While this software has shown that it stands the test of time, there are many changes and improvements in the seemingly unrelated fields of data structure design and hardware, since the original kernel was written. While the kernel is still in active development, the data structures used by the kernel have not been a primary point of focus.

Memory was a hard constraint in the 1980's that heavily influenced how much space a data structure could use, often trading efficiency for space. This constraint is almost non-existent today allowing us to consider data structures that existed 30 years ago but that used too much memory.

Furthermore, there have been many improvements or new data structures that might make sense to use in the kernel.

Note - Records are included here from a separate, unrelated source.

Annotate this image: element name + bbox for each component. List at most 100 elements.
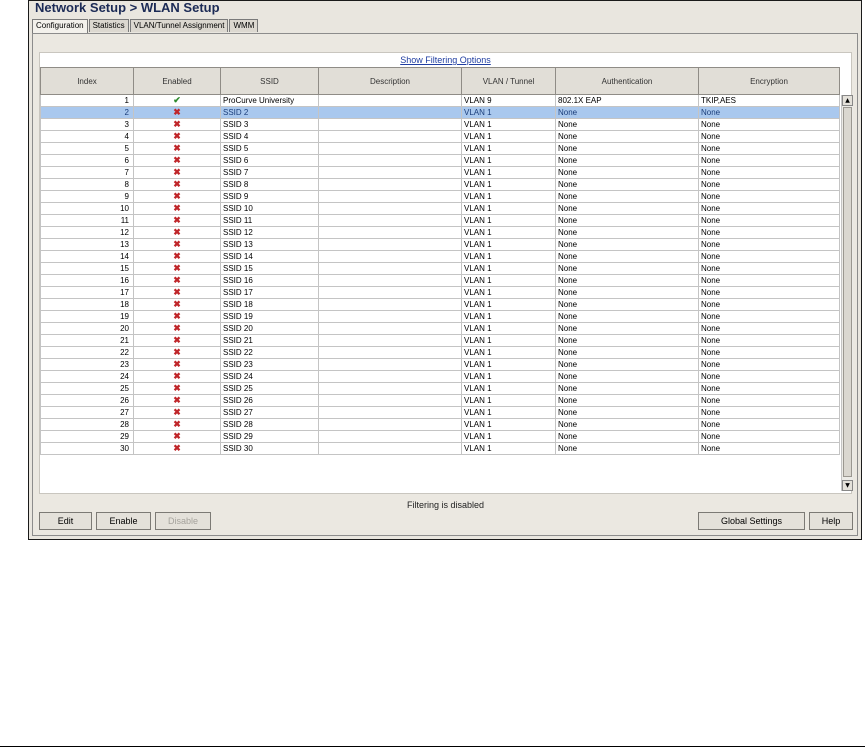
table-row[interactable]: 10 ✖ SSID 10 VLAN 1 None None xyxy=(40,202,840,215)
row-index-cell: 1 xyxy=(40,94,134,107)
table-row[interactable]: 28 ✖ SSID 28 VLAN 1 None None xyxy=(40,418,840,431)
table-row[interactable]: 20 ✖ SSID 20 VLAN 1 None None xyxy=(40,322,840,335)
row-description-cell xyxy=(318,142,462,155)
wlan-list-panel: Show Filtering Options Index Enabled SSI… xyxy=(39,52,853,510)
row-encryption-cell: None xyxy=(698,214,840,227)
table-row[interactable]: 18 ✖ SSID 18 VLAN 1 None None xyxy=(40,298,840,311)
row-encryption-cell: None xyxy=(698,166,840,179)
row-enabled-cell: ✖ xyxy=(133,238,221,251)
help-button[interactable]: Help xyxy=(809,512,853,530)
row-description-cell xyxy=(318,286,462,299)
scroll-up-arrow-icon[interactable]: ▲ xyxy=(842,95,853,106)
x-icon: ✖ xyxy=(173,431,181,442)
table-row[interactable]: 15 ✖ SSID 15 VLAN 1 None None xyxy=(40,262,840,275)
row-vlan-cell: VLAN 1 xyxy=(461,334,556,347)
row-index-cell: 25 xyxy=(40,382,134,395)
column-header-authentication[interactable]: Authentication xyxy=(555,67,699,95)
table-row[interactable]: 26 ✖ SSID 26 VLAN 1 None None xyxy=(40,394,840,407)
row-ssid-cell: SSID 10 xyxy=(220,202,319,215)
tab-vlan-tunnel-assignment[interactable]: VLAN/Tunnel Assignment xyxy=(129,19,229,32)
table-row[interactable]: 1 ✔ ProCurve University VLAN 9 802.1X EAP TKI… xyxy=(40,94,840,107)
table-row[interactable]: 22 ✖ SSID 22 VLAN 1 None None xyxy=(40,346,840,359)
row-index-cell: 16 xyxy=(40,274,134,287)
page-title: Network Setup > WLAN Setup xyxy=(35,0,220,15)
row-index-cell: 23 xyxy=(40,358,134,371)
row-vlan-cell: VLAN 1 xyxy=(461,430,556,443)
table-row[interactable]: 27 ✖ SSID 27 VLAN 1 None None xyxy=(40,406,840,419)
tab-statistics[interactable]: Statistics xyxy=(88,19,129,32)
row-encryption-cell: None xyxy=(698,430,840,443)
row-ssid-cell: SSID 7 xyxy=(220,166,319,179)
vertical-scrollbar[interactable]: ▲ ▼ xyxy=(841,95,853,491)
row-ssid-cell: SSID 2 xyxy=(220,106,319,119)
table-row[interactable]: 19 ✖ SSID 19 VLAN 1 None None xyxy=(40,310,840,323)
row-vlan-cell: VLAN 1 xyxy=(461,346,556,359)
row-authentication-cell: None xyxy=(555,370,699,383)
row-index-cell: 3 xyxy=(40,118,134,131)
tab-wmm[interactable]: WMM xyxy=(229,19,259,32)
table-row[interactable]: 3 ✖ SSID 3 VLAN 1 None None xyxy=(40,118,840,131)
show-filtering-options-link[interactable]: Show Filtering Options xyxy=(40,55,851,65)
row-vlan-cell: VLAN 1 xyxy=(461,178,556,191)
enable-button[interactable]: Enable xyxy=(96,512,151,530)
row-enabled-cell: ✖ xyxy=(133,358,221,371)
table-row[interactable]: 14 ✖ SSID 14 VLAN 1 None None xyxy=(40,250,840,263)
table-row[interactable]: 17 ✖ SSID 17 VLAN 1 None None xyxy=(40,286,840,299)
table-row[interactable]: 21 ✖ SSID 21 VLAN 1 None None xyxy=(40,334,840,347)
scroll-down-arrow-icon[interactable]: ▼ xyxy=(842,480,853,491)
table-row[interactable]: 2 ✖ SSID 2 VLAN 1 None None xyxy=(40,106,840,119)
row-vlan-cell: VLAN 1 xyxy=(461,394,556,407)
column-header-encryption[interactable]: Encryption xyxy=(698,67,840,95)
wlan-table: Index Enabled SSID Description VLAN / Tu… xyxy=(40,67,840,455)
row-description-cell xyxy=(318,406,462,419)
row-vlan-cell: VLAN 1 xyxy=(461,166,556,179)
table-row[interactable]: 16 ✖ SSID 16 VLAN 1 None None xyxy=(40,274,840,287)
table-row[interactable]: 6 ✖ SSID 6 VLAN 1 None None xyxy=(40,154,840,167)
table-row[interactable]: 30 ✖ SSID 30 VLAN 1 None None xyxy=(40,442,840,455)
table-row[interactable]: 5 ✖ SSID 5 VLAN 1 None None xyxy=(40,142,840,155)
row-encryption-cell: None xyxy=(698,298,840,311)
column-header-vlan-tunnel[interactable]: VLAN / Tunnel xyxy=(461,67,556,95)
row-encryption-cell: None xyxy=(698,226,840,239)
table-row[interactable]: 8 ✖ SSID 8 VLAN 1 None None xyxy=(40,178,840,191)
scrollbar-thumb[interactable] xyxy=(843,107,852,477)
row-description-cell xyxy=(318,154,462,167)
table-row[interactable]: 12 ✖ SSID 12 VLAN 1 None None xyxy=(40,226,840,239)
row-ssid-cell: SSID 4 xyxy=(220,130,319,143)
row-description-cell xyxy=(318,226,462,239)
row-vlan-cell: VLAN 1 xyxy=(461,130,556,143)
edit-button[interactable]: Edit xyxy=(39,512,92,530)
table-row[interactable]: 23 ✖ SSID 23 VLAN 1 None None xyxy=(40,358,840,371)
row-ssid-cell: SSID 19 xyxy=(220,310,319,323)
global-settings-button[interactable]: Global Settings xyxy=(698,512,805,530)
column-header-description[interactable]: Description xyxy=(318,67,462,95)
row-vlan-cell: VLAN 1 xyxy=(461,238,556,251)
table-row[interactable]: 9 ✖ SSID 9 VLAN 1 None None xyxy=(40,190,840,203)
table-row[interactable]: 29 ✖ SSID 29 VLAN 1 None None xyxy=(40,430,840,443)
disable-button[interactable]: Disable xyxy=(155,512,211,530)
x-icon: ✖ xyxy=(173,227,181,238)
table-row[interactable]: 13 ✖ SSID 13 VLAN 1 None None xyxy=(40,238,840,251)
tab-configuration[interactable]: Configuration xyxy=(32,19,88,33)
row-description-cell xyxy=(318,166,462,179)
row-vlan-cell: VLAN 1 xyxy=(461,202,556,215)
row-authentication-cell: None xyxy=(555,394,699,407)
row-description-cell xyxy=(318,346,462,359)
column-header-enabled[interactable]: Enabled xyxy=(133,67,221,95)
row-enabled-cell: ✖ xyxy=(133,178,221,191)
x-icon: ✖ xyxy=(173,419,181,430)
x-icon: ✖ xyxy=(173,167,181,178)
row-index-cell: 18 xyxy=(40,298,134,311)
row-vlan-cell: VLAN 1 xyxy=(461,190,556,203)
table-row[interactable]: 24 ✖ SSID 24 VLAN 1 None None xyxy=(40,370,840,383)
row-description-cell xyxy=(318,418,462,431)
table-row[interactable]: 25 ✖ SSID 25 VLAN 1 None None xyxy=(40,382,840,395)
table-row[interactable]: 4 ✖ SSID 4 VLAN 1 None None xyxy=(40,130,840,143)
row-index-cell: 29 xyxy=(40,430,134,443)
table-row[interactable]: 7 ✖ SSID 7 VLAN 1 None None xyxy=(40,166,840,179)
column-header-index[interactable]: Index xyxy=(40,67,134,95)
row-enabled-cell: ✖ xyxy=(133,322,221,335)
row-description-cell xyxy=(318,118,462,131)
table-row[interactable]: 11 ✖ SSID 11 VLAN 1 None None xyxy=(40,214,840,227)
column-header-ssid[interactable]: SSID xyxy=(220,67,319,95)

Most notably is the development of pure data structures.

The state of data structures can be summed up by an OpenBSD committer: "There are lots of very simple structures, like lists, still being used. The hash table implementation is also weak sauce."

The project goal is to analyse the existing data structures used by the kernel to see if improvements can be made either in terms of security, efficiency, or both. This is an area where even moderate increases in efficiency can have a large impact on overall system performance because data structures are so fundamental to many parts of the kernel.

Mandatory

  1. Gain familiarity with OpenBSD.
  2. Gain familiarity with tools like GrammaTech's CodeSurfer.
  3. Analyze the OpenBSD kernel to find what data structures are being used and where.
  4. A study of the current relevant literature in both data structures and (OpenBSD) kernel development
  5. Evaluate the OpenBSD kernel to find where data structure changes could have the largest impact.
  6. Design and implement appropriate data structures where a change would have the largest impact.